O principal dever do gestor é o de obediência ao interesse e vontade reais do dono, art. 465.º/a). Nos
termos do art. 466.º, o gestor responde pelos danos que causar culposamente no exercício da gestão
considerando-se que há culpa quando age em desconformidade com o interesse ou a vontade do dono
(art. 466.º/1 e 2). Assim, é atendendo ao critério do interesse ou vontade real que a conduta do gestor
deve ser apreciada, o que nos permite distinguir entre gestão regular, conforme à vontade e interesse do
dono; e gestão irregular, em desconformidade com elas. Esta distinção assume relevo nas consequências
da não aprovação. A aprovação é o juízo global de concordância com a actuação do gestor, emitido pelo
dono do negócio: havendo aprovação da gestão, o art. 469.º retira daí duas consequências: cessa a
responsabilidade do gestor por quaisquer danos que haja causado; e reconhece-se ao gestor o direito a
ser reembolsado das despesas que fez e de ser indemnizado do prejuízo que sofreu. E se não houver
aprovação? Se estivermos perante uma gestão regular, e fazendo-se prova da regularidade, mesmo não
tendo havido aprovação os direitos que importam ao gestor são os mesmos, art. 468.º. Se estivermos
perante uma gestão irregular, o gestor só terá direito à restituição do valor com que o dono do negócio
injustamente se tiver enriquecido à sua custa, para além de responder pelos danos que haja causado (n.º
2).
A aprovação é o juízo global de valor sobre a actuação do gestor, emitido pelo dono do negócio, ou
seja, é a declaração de que considera a gestão conforme ao seu interesse e à sua vontade, ainda que tal não
tenha efectivamente acontecido. Da aprovação resultam as duas consequências do art. 469.º.
A aprovação distingue-se da ratificação, que é a declaração de vontade pela qual alguém chama a si
o acto jurídico praticado por alguém em seu nome, mas sem poderes de representação. Pode haver
aprovação sem ratificação, se o dono não quiser contestar os direitos atribuídos por lei mas não quiser
chamar a si algum ou alguns dos negócios que o gestor celebrou em seu nome; e ratificação sem
aprovação, quando o dono quiser chamar a si os negócios que o gestor realizou em seu nome, mas
entender que este não respeitou a sua vontade ou não agiu em conformidade com o seu interesse.
O enriquecimento sem causa insere-se no nosso sistema da causalidade, traduzindo-se num meio de
ultima ratio, subsidiário, para que este funcione. Nos termos do art. 473.º, para que haja enriquecimento
sem causa, é necessária a verificação cumulativa de três requisitos: enriquecimento de uma pessoa; sem
causa justificativa; e obtida à custa de outrem.
Esta distinção faz-se no âmbito do primeiro requisito. O enriquecimento consiste na obtenção de
uma vantagem de carácter patrimonial, qualquer que seja a sua forma: aumento do activo, diminuição do
passivo, uso ou consumo de coisa alheia, exercício de direito alheio, etc.

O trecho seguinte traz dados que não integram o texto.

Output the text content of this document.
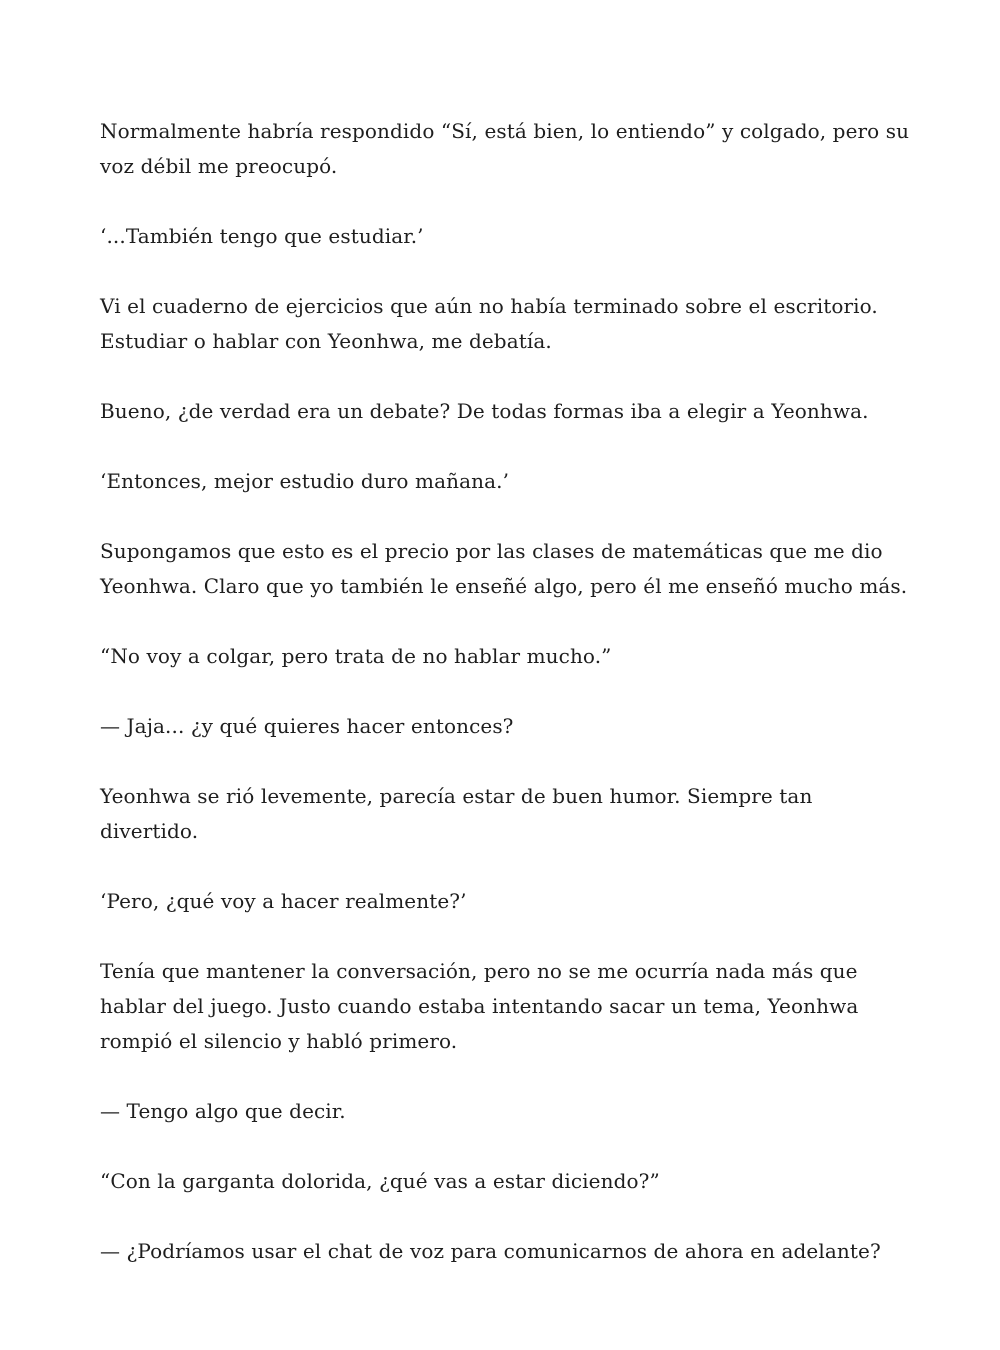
Normalmente habría respondido “Sí, está bien, lo entiendo” y colgado, pero su voz débil me preocupó.

‘...También tengo que estudiar.’

Vi el cuaderno de ejercicios que aún no había terminado sobre el escritorio. Estudiar o hablar con Yeonhwa, me debatía.

Bueno, ¿de verdad era un debate? De todas formas iba a elegir a Yeonhwa.

‘Entonces, mejor estudio duro mañana.’

Supongamos que esto es el precio por las clases de matemáticas que me dio Yeonhwa. Claro que yo también le enseñé algo, pero él me enseñó mucho más.

“No voy a colgar, pero trata de no hablar mucho.”

— Jaja... ¿y qué quieres hacer entonces?

Yeonhwa se rió levemente, parecía estar de buen humor. Siempre tan divertido.

‘Pero, ¿qué voy a hacer realmente?’

Tenía que mantener la conversación, pero no se me ocurría nada más que hablar del juego. Justo cuando estaba intentando sacar un tema, Yeonhwa rompió el silencio y habló primero.

— Tengo algo que decir.

“Con la garganta dolorida, ¿qué vas a estar diciendo?”

— ¿Podríamos usar el chat de voz para comunicarnos de ahora en adelante?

A vantagem patrimonial na
origem do enriquecimento pode ser considerada objectivamente, de forma isolada, ou medida através da
projecção concreta na situação patrimonial do beneficiário. No primeiro caso temos um enriquecimento
real; e no segundo, um enriquecimento patrimonial, sendo este dado pela diferença entre a situação em
que o beneficiário se encontra e aquela em que se encontraria não fosse o enriquecimento. Por exemplo,
A ocupa indevidamente um prédio durante 1 mês: o enriquecimento real é dado pela renda normal do
prédio, de 500€. O enriquecimento patrimonial é dado pelo valor da renda que o beneficiário estaria
disposto a pagar, ou teria de pagar, se não fosse o aparecimento do prédio e a convicção de que o poderia
ocupar sem despesa: se só tivesse disposto a pagar 300€, o enriquecimento patrimonial seria de 200€. Na
fixação do enriquecimento patrimonial influi não só o conhecimento dos encargos que o beneficiário
estaria disposto a dar (situação hipotética), como também a utilização que ele tenha efectivamente dado à
vantagem adquirida (situação real actual).